RBA interest rates: Big banks, Westpac will cut home loan ...
The 0.66 percentage point gap can be explained by borrowers negotiating, RateCity suggested this week. So, after the 13th official rate rise on Tuesday, the average owner-occupier who has not negotiated with their bank for the best rate will be on an interest rate of around 7.11 per cent – but those who do engage, and request the best rate their bank can offer, could be on 6.55 per cent.
Mr King also said banks remain willing to apply COVID-like loan deferrals to borrowers who are genuinely struggling to repay their loans.
During its result presentation, he said Westpac had 13,000 customers on hardship arrangements, less than half a per cent of the total of 3 million mortgage customers. Three-quarters of them “are getting temporary reductions in repayments or a payment pause”, he said.
“What helps is time [as] they might have lost their job. But if you can get a [new] job and get hours, that is what is solving a lot of issues at the moment,” Mr King said.
“If customers are feeling tight, give us a call. There are options, and we can look at their individual circumstances.”
In a recent interview, Equifax’s international president Lisa Nelson said Australia’s bank hardship policies are more generous, and broadly available, compared to banks in the United States, Canada and most of Europe.
Banks who defer loan repayments have to carry higher levels of regulatory capital against them, reflecting a higher risk of the loan defaulting, but Australian banks are operating with excess levels of capital, evidenced by the $1.5 billion share buyback unveiled by Westpac on Monday. And putting loans into hardship mean banks don’t need to write them down, which is keeping official bad debt levels at very low levels.
Resilient borrowersNational Australia Bank will report its full-year numbers on Thursday; its retail boss Rachel Slade said earlier this week that the vast majority of customers are taking higher interest rates in their stride.
The additional 25 basis point rate lift in the cash rate announced on Tuesday will add an extra $900 a year for the average borrower, with the cumulative impact of rate rises increasing repayments by around $14,500 a year since the hiking began, a 50 per cent lift in overall repayments for those who have not haggled for a better deal.
Westpac said on Monday the number of customers more than 30 days late on mortgage repayments had risen by 15 basis points over the second half, to 1.54 per cent of loans, but this remains below pre-COVID levels despite the sharp rise in borrowing rates. Just 0.86 per cent of loans are more than 90 days overdue.
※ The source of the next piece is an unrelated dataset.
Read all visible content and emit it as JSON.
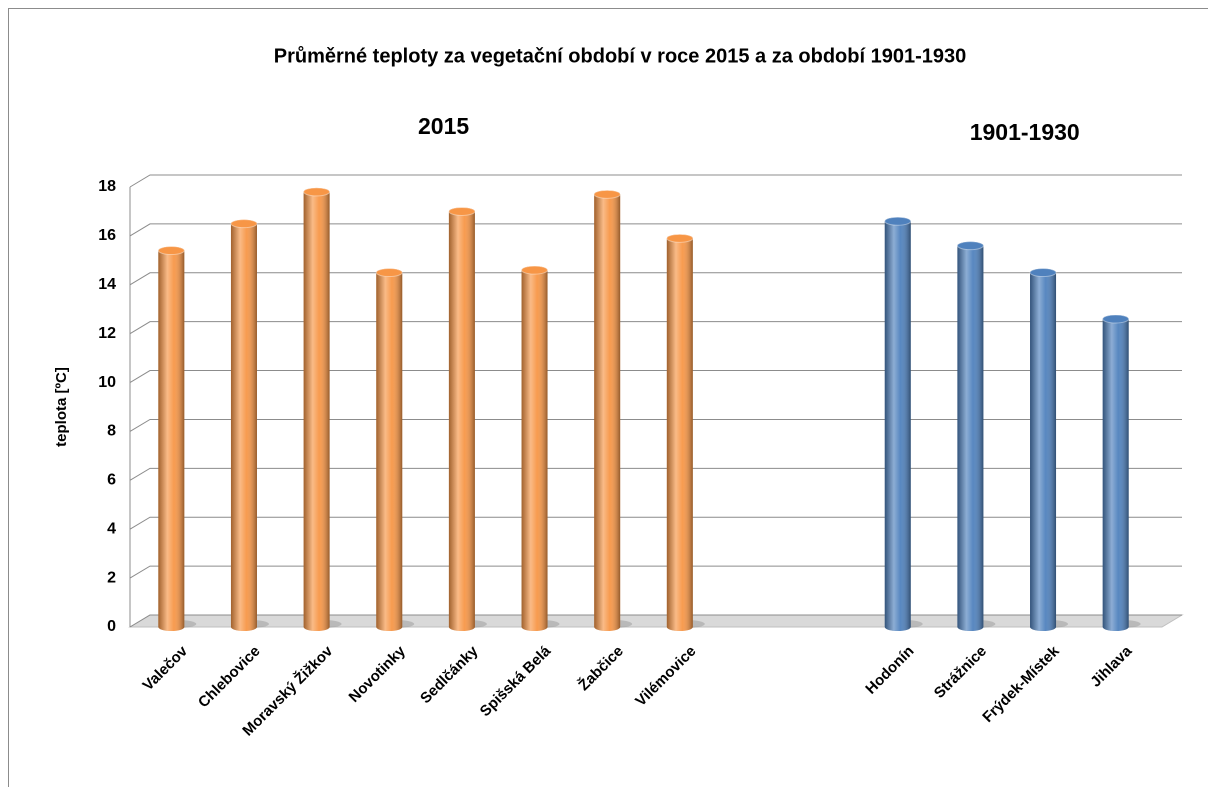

“Lead indicators are showing signs of deterioration, but they remain relatively resilient,” said Jarden’s chief economist Carlos Cacho on Tuesday. “Given a sound employment backdrop, supportive house prices and a low share of negative equity, we are sanguine about near-term losses.”
Jarden further revised down its estimates for bad debt charges at Westpac in 2024, which were already below the market consensus, from 15 basis points to 13 basis points of loans, and upgraded its recommendation on Westpac from underweight to neutral.
UBS analyst John Storey said he had lifted near-term earnings forecasts on Westpac “driven by better-than-expected bad debts, as asset quality continues to surprise on the upside”. This offset higher forecasts for Westpac’s costs.
After high inflation forced the RBA to increase borrowing costs on Tuesday, RateCity said Australians should prepare for a further rate rise, that would take the cash rate to 4.60 per cent. For a borrower with $1 million of debt, this would lift overall repayments by $2570 a month, or $30,860 a year, since rates started rising.
Canstar said this week that the higher rates have reduced the number of home loan borrowers able to get ahead on repayments. A survey of 752 mortgagees in October found 38 per cent are making extra repayments, while 45 per cent said they had been but are no longer. The top reasons for shifting to minimum repayments were higher living expenses, higher interest rates, and borrower income being lower than it previously was, the survey found.